YEAR FIVE (SECOND SEMESTER)
ANS 500.2: Seminar (1 unit)
Each final year student is expected to deliver seminar on a chosen topic.
 
ANS 508.2: Ruminant Nutrition (2 units)
Rumen microbiology and ecology; Physiology of rumen action; Metabolic processes and pathways; Non-protein nitrogen utilization; Determination of digestion coefficients; Balance trials; Systems for energy evaluation; Scheme for protein values; Water metabolism in ruminant nutrition; Water and other nutrient requirements and their inter-relationship in ruminant nutrition; Feed additives and probiotics, feed/forage evaluation; Ration formulation, metabolic and nutritional disorders in ruminants.
 
ANS 509.2: Animal Products and Handling (2 units) 
Preparation of farm animals for slaughter, evisceration and dressing percentages; Care of carcass and its cuts. Processing and care of hides, skin and wool. Meat and meat products processing, cooking flavour and storage. Milk and milk products hygiene, microbiology, processing and cooking flavour. Post-harvest physiology of animal products; Egg quality, sorting and grading; Chemistry and nutritive value of meat, milk and eggs. Products such as butter, cheese, whey, bacon, sausage, ham, pork, poultry products, and so on as well as their processing and storage should be discussed. Food additives; flavours and aroma. Marketing and distribution of animal products.
 
ANS 510.2: Pasture and Range Management (2 units)
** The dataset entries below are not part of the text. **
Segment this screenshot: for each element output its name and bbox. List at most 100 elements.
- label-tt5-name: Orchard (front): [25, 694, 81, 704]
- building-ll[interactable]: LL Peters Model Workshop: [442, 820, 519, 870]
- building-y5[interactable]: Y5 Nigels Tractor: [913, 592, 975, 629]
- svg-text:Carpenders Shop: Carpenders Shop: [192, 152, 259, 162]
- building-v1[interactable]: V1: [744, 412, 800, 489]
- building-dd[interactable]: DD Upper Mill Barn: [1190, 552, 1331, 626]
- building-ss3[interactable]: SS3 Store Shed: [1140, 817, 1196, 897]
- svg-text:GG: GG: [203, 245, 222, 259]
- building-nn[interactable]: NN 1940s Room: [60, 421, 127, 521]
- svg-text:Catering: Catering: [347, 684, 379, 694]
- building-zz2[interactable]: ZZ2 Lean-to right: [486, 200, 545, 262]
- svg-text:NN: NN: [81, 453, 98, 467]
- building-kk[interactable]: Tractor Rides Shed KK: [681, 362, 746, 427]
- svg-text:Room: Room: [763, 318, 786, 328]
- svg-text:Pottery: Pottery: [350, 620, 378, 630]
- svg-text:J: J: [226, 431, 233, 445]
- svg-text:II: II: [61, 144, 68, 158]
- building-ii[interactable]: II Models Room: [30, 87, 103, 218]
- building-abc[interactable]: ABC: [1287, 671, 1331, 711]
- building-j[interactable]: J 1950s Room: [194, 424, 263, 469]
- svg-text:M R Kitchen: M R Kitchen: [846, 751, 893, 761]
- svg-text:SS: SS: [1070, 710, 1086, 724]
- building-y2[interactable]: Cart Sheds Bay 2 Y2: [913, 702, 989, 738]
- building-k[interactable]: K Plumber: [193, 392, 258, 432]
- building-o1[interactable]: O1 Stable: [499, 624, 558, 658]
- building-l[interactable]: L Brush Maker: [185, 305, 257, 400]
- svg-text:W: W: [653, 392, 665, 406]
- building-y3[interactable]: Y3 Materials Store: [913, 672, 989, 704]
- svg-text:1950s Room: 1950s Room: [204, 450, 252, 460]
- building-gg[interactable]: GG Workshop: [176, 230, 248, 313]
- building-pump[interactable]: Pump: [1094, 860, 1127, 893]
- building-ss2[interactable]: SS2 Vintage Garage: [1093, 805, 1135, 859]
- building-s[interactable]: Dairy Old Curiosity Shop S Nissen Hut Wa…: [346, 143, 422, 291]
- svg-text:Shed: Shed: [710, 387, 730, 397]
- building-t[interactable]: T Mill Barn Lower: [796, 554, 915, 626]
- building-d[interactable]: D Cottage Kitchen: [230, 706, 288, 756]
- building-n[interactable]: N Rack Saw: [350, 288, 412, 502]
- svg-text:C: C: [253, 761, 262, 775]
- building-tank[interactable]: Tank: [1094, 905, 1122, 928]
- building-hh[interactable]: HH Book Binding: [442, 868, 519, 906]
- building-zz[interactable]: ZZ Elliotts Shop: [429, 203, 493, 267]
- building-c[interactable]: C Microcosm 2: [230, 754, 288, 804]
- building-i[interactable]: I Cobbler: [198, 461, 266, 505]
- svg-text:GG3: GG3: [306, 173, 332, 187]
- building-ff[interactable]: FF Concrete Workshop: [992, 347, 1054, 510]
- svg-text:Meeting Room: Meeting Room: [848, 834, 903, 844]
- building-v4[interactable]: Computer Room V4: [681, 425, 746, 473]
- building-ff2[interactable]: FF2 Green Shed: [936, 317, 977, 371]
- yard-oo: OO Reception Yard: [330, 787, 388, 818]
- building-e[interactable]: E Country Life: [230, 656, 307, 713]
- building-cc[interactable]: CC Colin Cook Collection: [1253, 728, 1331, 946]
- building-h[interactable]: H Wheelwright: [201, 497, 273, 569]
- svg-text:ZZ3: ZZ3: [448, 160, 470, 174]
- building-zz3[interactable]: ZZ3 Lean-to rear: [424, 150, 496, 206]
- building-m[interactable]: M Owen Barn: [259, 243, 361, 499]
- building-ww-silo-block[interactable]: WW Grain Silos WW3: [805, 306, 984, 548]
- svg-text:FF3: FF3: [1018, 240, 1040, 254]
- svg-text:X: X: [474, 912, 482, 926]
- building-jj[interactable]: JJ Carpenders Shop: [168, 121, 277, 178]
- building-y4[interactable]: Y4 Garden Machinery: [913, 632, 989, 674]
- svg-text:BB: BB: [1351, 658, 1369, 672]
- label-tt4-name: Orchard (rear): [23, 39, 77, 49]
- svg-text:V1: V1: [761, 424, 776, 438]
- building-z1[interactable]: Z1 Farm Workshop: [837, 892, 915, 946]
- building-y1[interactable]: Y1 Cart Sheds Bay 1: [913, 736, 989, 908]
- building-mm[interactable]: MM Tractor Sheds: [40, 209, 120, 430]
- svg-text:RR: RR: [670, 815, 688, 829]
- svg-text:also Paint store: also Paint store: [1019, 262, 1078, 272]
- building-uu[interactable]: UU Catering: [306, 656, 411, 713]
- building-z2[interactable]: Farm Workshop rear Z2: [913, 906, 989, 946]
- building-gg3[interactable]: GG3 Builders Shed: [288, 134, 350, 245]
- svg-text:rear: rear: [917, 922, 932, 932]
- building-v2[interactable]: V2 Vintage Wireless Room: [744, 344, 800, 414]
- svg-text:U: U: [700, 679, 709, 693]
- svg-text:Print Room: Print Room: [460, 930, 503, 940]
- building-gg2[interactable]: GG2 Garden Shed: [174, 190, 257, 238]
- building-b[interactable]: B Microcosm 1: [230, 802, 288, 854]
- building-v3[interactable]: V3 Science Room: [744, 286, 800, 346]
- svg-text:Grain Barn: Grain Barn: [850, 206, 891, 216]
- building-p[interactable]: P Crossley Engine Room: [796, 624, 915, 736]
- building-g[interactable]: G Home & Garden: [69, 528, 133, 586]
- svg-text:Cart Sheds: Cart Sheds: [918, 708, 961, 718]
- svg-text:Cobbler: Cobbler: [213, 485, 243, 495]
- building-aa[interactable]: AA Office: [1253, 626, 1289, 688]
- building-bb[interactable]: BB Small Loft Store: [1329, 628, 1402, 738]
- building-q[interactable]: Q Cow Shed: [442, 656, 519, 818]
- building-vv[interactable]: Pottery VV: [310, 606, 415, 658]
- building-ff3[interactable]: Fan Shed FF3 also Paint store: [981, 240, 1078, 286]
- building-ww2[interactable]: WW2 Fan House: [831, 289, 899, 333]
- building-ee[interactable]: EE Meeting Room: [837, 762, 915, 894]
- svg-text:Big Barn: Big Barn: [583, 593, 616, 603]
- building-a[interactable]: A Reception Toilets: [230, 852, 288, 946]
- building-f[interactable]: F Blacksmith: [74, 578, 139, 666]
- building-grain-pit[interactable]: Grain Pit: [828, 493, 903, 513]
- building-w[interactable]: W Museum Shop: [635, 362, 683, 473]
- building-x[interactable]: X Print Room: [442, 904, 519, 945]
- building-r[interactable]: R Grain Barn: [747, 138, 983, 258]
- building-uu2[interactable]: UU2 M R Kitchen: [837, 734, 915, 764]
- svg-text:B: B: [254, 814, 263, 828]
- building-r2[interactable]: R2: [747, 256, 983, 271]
Adaptation and botany of indigenous and exotic pastures and forage plants. Characteristics of grasses, legumes and shrubs. Establishment, production and management of pasture and range plants; Utilization and maintenance in permanent and temporary pastures. Range management and paddock designs; Grazing systems; Forage conservation (hay, silage, etc), dry season feeds.
 
ANS 511.2: Reproductive Physiology and Artificial Insemination (2 units)
Reproductive physiology of farm animals – cattle, sheep and goats, poultry, swine, and so on. The reproductive process – mating, gestation and parturition. The role and influence of hormones in animal reproduction. Artificial insemination – importance, processes, techniques and challenges. 
 
ANS 512.2: Livestock Economics (2 Units)
The place of livestock in the Nigerian economy, consumer and consumption pattern of livestock product; Micro and Macro-economics in animal production; Agricultural production functions including data collection and analysis; Marketing theory in relation to livestock production; Application of economic theory and quantitative analysis. Capital investment and depreciation of capital; the economics of egg, meat and milk production. Livestock feed economics; input/return relationship in livestock production.
 
ANS 599.2: Research Project (6 units)
Each final year student is expected to take up a project topic, propose his research and present findings of the research work. This should be under the supervision of a lecturer(s) in the Department. Hard copies of the project shall then be submitted to the Department.